One such dragon was even brought to pagan Rome and worshipped as a god. Here is one account out of many from the link that addresses this event:
When the [Roman] state was suffering with a pestilence, ambassadors [who were] deployed in order to transfer the image of Aesculapius to Rome from Epidaurus, brought a snake, which had brought itself into their ship, by which it was agreed that the god himself was present; and on the [serpent‟s] going [ashore] on the island of the Tiber, on the same place a temple was established to Aesculapius. (Valerius Maximus)
As mentioned in St. Isidore’s description, there are also accounts of dragons as having lived in the lands known by the ancients as Ethiopia, which was not the same location in their mind as the modern African nation of the same name. Aelian has the most informative account of any author on this specific breed since he provides measurements for their size, which none before or after him did. Of these gargantuan creatures and their homeland, he writes:
The land of Aithiopia (Ethiopia)--the place where the gods bathe, celebrated by Homer under the name of Okeanos (Oceanus), is an excellent and desirable neighbour--this land, I say, is the mother of the very largest Drakones (Dragon-Serpents). For, you must know, they attain to a length of one hundred and eighty feet, and they are not called by the name of any species, but people say that they kill elephants, and these Drakones rival the longest-lived animals. Thus far the accounts from Aithiopia.
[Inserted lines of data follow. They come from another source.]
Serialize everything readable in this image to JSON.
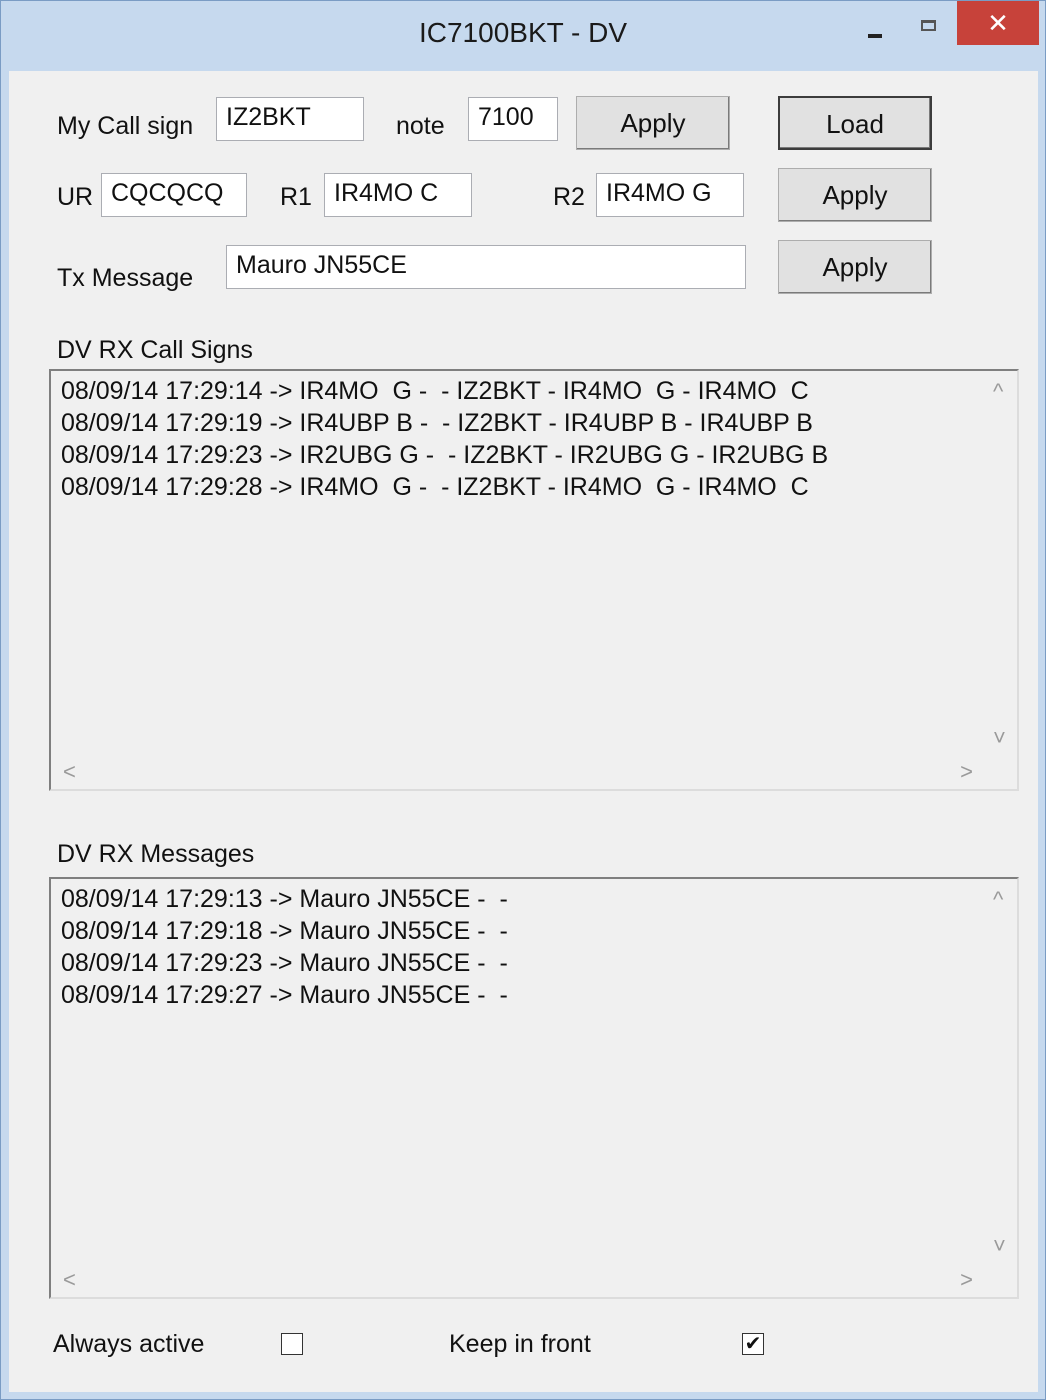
{
  "window": {
    "title": "IC7100BKT - DV"
  },
  "titlebar": {
    "minimize": "–",
    "close": "✕"
  },
  "row1": {
    "my_call_label": "My Call sign",
    "my_call_value": "IZ2BKT",
    "note_label": "note",
    "note_value": "7100",
    "apply_label": "Apply",
    "load_label": "Load"
  },
  "row2": {
    "ur_label": "UR",
    "ur_value": "CQCQCQ",
    "r1_label": "R1",
    "r1_value": "IR4MO  C",
    "r2_label": "R2",
    "r2_value": "IR4MO  G",
    "apply_label": "Apply"
  },
  "row3": {
    "tx_label": "Tx Message",
    "tx_value": "Mauro JN55CE",
    "apply_label": "Apply"
  },
  "callsigns": {
    "label": "DV RX Call Signs",
    "lines": [
      "08/09/14 17:29:14 -> IR4MO  G -  - IZ2BKT - IR4MO  G - IR4MO  C",
      "08/09/14 17:29:19 -> IR4UBP B -  - IZ2BKT - IR4UBP B - IR4UBP B",
      "08/09/14 17:29:23 -> IR2UBG G -  - IZ2BKT - IR2UBG G - IR2UBG B",
      "08/09/14 17:29:28 -> IR4MO  G -  - IZ2BKT - IR4MO  G - IR4MO  C"
    ]
  },
  "messages": {
    "label": "DV RX Messages",
    "lines": [
      "08/09/14 17:29:13 -> Mauro JN55CE -  -",
      "08/09/14 17:29:18 -> Mauro JN55CE -  -",
      "08/09/14 17:29:23 -> Mauro JN55CE -  -",
      "08/09/14 17:29:27 -> Mauro JN55CE -  -"
    ]
  },
  "scroll": {
    "up": "^",
    "down": "˅",
    "left": "<",
    "right": ">"
  },
  "footer": {
    "always_active_label": "Always active",
    "always_active_checked": false,
    "keep_front_label": "Keep in front",
    "keep_front_checked": true,
    "check_mark": "✔"
  }
}
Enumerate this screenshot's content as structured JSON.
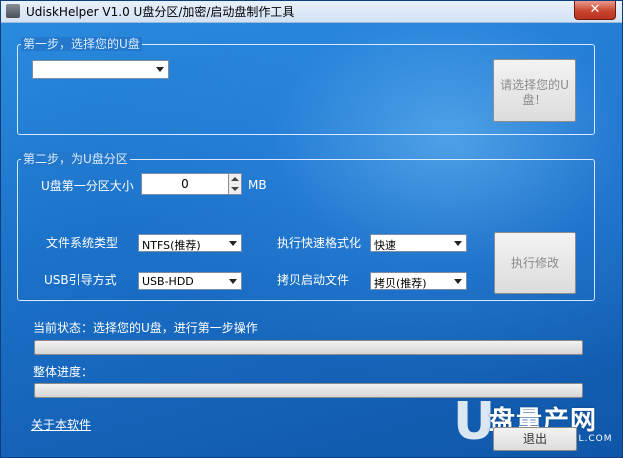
{
  "window": {
    "title": "UdiskHelper V1.0  U盘分区/加密/启动盘制作工具",
    "close_glyph": "✕"
  },
  "step1": {
    "legend": "第一步，选择您的U盘",
    "drive_select_value": "",
    "select_button": "请选择您的U盘！"
  },
  "step2": {
    "legend": "第二步，为U盘分区",
    "partition_size_label": "U盘第一分区大小",
    "partition_size_value": "0",
    "partition_size_unit": "MB",
    "fs_label": "文件系统类型",
    "fs_value": "NTFS(推荐)",
    "quick_format_label": "执行快速格式化",
    "quick_format_value": "快速",
    "usb_boot_label": "USB引导方式",
    "usb_boot_value": "USB-HDD",
    "copy_boot_label": "拷贝启动文件",
    "copy_boot_value": "拷贝(推荐)",
    "execute_button": "执行修改"
  },
  "status": {
    "current_text": "当前状态：选择您的U盘，进行第一步操作",
    "current_progress": 0,
    "overall_label": "整体进度：",
    "overall_progress": 0
  },
  "footer": {
    "about_link": "关于本软件",
    "exit_button": "退出"
  },
  "watermark": {
    "letter": "U",
    "text": "盘量产网",
    "url": "WWW.UPANTOOL.COM"
  },
  "colors": {
    "background": "#1b70c8",
    "progress_fill": "#37b44a"
  },
  "icons": [
    "app-icon",
    "close-icon",
    "dropdown-arrow-icon",
    "spin-up-icon",
    "spin-down-icon"
  ]
}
(On the Characteristics of Animals, 2.21)
https://www.theoi.com/Thaumasios/DrakonesAithiopikoi.html
These descriptions from the “Dragon-Serpents” correspond most with the
Titanoboa, a species of giant serpent that lived in South America some millions of years ago, according to the erroneous teachings of the paleontologists. These creatures could grow up to 50 feet long, and are regarded as the largest snakes that ever lived. I find it more than likely that the “Dragon-Serpents” were Old World relatives of this creature.
Not all docuмentation of dragons in history describe them as being massive serpents, and I will illustrate this in future posts.